The Casquet of Literature
I want to write something about Emerson’s poem “The Romany Girl,” which was first published in the first issue of Atlantic Monthly (1857), then in Emerson’s second and last book of poems, May-Day and Other Pieces (1867). The poem was subsequently reprinted in a variety of contexts, including the British anthology illustrated on the left. The title of that anthology and the title page for the first volume, the one in which “The Romany Girl” appeared, are so suggestive of Emerson’s fate as a poet, that I thought I’d savor the image while preparing my notes on the poem.
Emerson is hardly the only poet buried in literature, but he at least is remembered from time to time, his casket lifted up and admired, for its craftsmanship and sturdiness, perhaps, or out of fondness for the memory of his prose.

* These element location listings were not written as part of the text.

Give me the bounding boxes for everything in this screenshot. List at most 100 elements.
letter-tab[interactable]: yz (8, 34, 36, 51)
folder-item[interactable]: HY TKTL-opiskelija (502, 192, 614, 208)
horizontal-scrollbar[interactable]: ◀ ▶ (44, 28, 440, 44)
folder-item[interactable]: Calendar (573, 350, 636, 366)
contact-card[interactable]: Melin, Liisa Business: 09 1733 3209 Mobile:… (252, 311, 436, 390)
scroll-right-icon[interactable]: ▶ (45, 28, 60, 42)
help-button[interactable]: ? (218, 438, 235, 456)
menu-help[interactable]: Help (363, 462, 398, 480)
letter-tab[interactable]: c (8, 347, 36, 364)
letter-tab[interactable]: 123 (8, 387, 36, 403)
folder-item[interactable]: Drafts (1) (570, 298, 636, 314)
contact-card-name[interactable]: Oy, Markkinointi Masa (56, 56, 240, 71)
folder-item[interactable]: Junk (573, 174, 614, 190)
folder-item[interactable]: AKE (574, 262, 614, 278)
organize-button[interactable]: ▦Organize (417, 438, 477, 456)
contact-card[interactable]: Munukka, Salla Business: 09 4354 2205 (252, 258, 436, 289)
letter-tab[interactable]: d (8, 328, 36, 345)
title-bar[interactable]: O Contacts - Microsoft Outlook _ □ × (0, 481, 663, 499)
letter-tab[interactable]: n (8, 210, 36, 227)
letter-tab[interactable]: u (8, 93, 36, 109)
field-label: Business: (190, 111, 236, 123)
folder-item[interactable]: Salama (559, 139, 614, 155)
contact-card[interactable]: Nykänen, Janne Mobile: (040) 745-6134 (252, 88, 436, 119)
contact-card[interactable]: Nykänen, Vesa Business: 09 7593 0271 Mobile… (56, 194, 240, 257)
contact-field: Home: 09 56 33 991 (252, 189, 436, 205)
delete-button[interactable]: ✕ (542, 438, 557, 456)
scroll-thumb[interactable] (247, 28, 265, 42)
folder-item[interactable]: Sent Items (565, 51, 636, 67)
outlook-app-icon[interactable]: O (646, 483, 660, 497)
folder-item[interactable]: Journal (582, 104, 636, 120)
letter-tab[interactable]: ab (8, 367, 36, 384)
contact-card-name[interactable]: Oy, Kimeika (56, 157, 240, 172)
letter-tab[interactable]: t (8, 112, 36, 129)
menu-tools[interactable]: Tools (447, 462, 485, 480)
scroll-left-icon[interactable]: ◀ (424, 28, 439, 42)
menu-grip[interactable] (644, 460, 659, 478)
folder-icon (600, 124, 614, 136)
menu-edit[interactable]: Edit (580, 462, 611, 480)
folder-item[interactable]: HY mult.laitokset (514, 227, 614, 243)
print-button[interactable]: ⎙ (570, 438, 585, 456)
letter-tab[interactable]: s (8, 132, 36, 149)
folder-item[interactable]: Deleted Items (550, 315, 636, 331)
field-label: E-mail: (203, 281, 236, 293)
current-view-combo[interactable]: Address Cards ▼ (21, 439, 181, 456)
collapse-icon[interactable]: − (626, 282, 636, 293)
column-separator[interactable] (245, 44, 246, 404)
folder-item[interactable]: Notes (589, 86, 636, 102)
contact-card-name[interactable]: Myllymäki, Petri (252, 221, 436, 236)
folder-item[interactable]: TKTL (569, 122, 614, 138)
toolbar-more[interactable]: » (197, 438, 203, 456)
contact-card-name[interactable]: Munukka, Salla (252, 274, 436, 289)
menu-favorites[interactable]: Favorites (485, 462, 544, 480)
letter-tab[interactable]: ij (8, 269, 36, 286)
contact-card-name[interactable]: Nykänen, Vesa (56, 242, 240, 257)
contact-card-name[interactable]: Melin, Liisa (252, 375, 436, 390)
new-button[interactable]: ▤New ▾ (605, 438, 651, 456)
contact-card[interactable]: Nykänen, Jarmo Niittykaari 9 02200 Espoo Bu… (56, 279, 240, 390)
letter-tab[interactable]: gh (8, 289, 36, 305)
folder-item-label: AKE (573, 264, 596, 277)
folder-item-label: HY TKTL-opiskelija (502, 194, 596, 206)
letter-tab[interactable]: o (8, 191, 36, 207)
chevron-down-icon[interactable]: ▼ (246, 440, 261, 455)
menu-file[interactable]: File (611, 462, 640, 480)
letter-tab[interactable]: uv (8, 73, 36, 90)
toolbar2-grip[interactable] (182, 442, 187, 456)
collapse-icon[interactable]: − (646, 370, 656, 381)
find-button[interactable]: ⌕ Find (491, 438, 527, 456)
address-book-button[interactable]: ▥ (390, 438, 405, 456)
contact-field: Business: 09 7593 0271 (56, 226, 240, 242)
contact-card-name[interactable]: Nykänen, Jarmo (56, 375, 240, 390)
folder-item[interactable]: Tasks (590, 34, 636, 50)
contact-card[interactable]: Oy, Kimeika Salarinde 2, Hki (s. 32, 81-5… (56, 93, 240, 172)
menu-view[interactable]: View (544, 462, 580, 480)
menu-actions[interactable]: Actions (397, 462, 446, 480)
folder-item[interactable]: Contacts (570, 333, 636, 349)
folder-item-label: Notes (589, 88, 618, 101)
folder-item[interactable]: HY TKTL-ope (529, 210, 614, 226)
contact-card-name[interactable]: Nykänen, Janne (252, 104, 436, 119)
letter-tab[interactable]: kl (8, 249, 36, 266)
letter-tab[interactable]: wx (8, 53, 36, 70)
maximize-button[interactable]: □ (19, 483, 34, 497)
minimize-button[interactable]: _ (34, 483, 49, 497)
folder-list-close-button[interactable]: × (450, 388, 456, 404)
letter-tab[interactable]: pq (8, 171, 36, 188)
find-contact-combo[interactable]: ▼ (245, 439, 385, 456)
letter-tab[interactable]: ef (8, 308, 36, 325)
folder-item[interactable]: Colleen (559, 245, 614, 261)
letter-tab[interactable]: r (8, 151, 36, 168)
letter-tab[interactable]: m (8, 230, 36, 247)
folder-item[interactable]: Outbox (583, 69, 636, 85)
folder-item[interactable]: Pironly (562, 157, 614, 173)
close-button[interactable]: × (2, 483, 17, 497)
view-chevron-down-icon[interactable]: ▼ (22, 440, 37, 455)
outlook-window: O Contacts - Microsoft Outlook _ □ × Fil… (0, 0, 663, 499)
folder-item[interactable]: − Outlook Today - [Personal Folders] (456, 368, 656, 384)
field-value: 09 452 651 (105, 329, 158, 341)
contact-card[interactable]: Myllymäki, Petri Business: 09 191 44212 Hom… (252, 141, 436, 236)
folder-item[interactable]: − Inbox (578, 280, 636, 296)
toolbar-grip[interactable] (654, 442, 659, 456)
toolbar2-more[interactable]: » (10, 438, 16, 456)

But what of those poets who were simply tumbled into the earth, buried without even a stone to mark their brief time under the sun? What sort of casket has literature given them?
In asking this question, I’m reminded of the story of McDonald Clarke, the mad poet of Broadway, whose funeral was attended by Lydia Maria Child and Walt Whitman. He died penniless, but friends arranged for his burial in Green-Wood Cemetery in Brooklyn, and raised money for an obelisk, which is still standing today, though none of his works remain in print.
I’d like to write about Clarke too someday.